There’s nothing that really compares to the amalgamation of glamour, woke-ness, filmmaking and awkwardness than the Academy Awards. But now that the Oscars are over, we can look back on the ceremony’s past and reflect on the magic and drama that culminate into “Hollywood’s biggest night”.
So let’s look at some of the weirder moments that the Oscars can boast of over the years.
#1 The Dolby Theatre where the Oscars take place has room for 3,332 people. But because not everyone attends, seat fillers can make about 125$ an hour.
#2 The Oscars are notorious for acceptance speeches that rival the length of a feature film. But three people – William Holden, Patty Duke and Alfred Hitchcock hold the record for the shortest speeches.

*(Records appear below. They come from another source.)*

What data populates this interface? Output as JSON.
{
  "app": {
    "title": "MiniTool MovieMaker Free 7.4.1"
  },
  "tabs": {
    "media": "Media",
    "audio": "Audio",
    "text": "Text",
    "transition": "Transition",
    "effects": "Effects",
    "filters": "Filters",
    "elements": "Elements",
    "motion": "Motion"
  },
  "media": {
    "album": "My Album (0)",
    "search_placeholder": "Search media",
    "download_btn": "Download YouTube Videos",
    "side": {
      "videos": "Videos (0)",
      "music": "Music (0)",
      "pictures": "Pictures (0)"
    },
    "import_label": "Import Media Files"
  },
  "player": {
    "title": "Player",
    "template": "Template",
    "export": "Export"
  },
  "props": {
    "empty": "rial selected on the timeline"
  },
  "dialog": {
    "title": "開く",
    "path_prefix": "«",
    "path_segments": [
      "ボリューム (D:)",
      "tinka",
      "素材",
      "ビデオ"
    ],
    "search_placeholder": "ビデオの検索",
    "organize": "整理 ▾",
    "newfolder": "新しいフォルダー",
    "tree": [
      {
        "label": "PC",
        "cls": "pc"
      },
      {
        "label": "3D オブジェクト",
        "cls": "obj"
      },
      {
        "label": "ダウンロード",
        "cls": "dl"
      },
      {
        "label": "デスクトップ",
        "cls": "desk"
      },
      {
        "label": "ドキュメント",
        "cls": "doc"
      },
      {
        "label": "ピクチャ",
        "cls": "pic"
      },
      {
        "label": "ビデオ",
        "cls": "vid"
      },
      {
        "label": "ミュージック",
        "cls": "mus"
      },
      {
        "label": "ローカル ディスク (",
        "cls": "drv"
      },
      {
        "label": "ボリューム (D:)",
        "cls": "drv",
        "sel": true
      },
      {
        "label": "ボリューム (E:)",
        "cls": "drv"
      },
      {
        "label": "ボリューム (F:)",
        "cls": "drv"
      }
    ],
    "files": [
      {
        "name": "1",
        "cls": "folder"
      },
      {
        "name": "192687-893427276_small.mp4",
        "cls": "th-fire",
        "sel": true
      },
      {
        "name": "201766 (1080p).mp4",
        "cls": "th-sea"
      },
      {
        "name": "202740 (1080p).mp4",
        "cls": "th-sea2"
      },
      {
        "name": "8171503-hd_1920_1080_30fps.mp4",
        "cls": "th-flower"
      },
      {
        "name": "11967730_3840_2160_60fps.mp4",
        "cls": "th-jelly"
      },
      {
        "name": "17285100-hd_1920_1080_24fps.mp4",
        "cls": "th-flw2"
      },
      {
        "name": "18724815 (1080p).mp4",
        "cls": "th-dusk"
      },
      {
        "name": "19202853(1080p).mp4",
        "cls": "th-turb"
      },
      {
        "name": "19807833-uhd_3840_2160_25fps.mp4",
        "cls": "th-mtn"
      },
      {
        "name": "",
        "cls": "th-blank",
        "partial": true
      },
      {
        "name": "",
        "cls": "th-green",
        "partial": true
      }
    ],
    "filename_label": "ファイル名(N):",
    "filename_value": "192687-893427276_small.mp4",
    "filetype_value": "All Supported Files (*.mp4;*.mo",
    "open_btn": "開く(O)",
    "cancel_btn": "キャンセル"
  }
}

They simply said “Thank You”
#3 Oscar winners don’t technically own their statues. The Academy does.
So, to discourage winners from selling their trophies for financial gain, it is required that the trophy must first be offered to the Academy itself for one dollar.
#4 The Oscar nominee for Best Feature Film, “Boyhood”, was filmed over a span of 12 years. But the actual shooting took only 39 days.
#5 In 1929, the year of the first ceremony, the tickets reportedly cost a measly 5 dollars.
#6 Weirdly, there’s only ever been one Oscar winner named Oscar. That privilege goes to Oscar Hammerstein II, who won twice for Best Song.
#7 Till 2017, re-recording artist Kevin O’Connell was the biggest “loser”. He’d been nominated 20 times but never won.
He finally did though, for his work on Hacksaw Ridge.
#8 Apparently, the presenters purposely say “And the Oscar goes to” instead of “And the winner is…”
This is to avoid any hurt feelings after the ceremony.
#9 2010 was the first year that acceptance speeches were limited to 45 seconds, after which the iconic musical swell cuts speeches short.
#10 In 1974, art gallery owner Robert Opel became an international talking point for streaking at the Oscars. He ran across the stage naked while David Niven was introducing Elizabeth Taylor.
The actor famously reacted by saying “Well, ladies and gentlemen, that was almost bound to happen… But isn’t it fascinating to think that probably the only laugh that man will ever get in his life is by stripping off and showing his shortcomings?”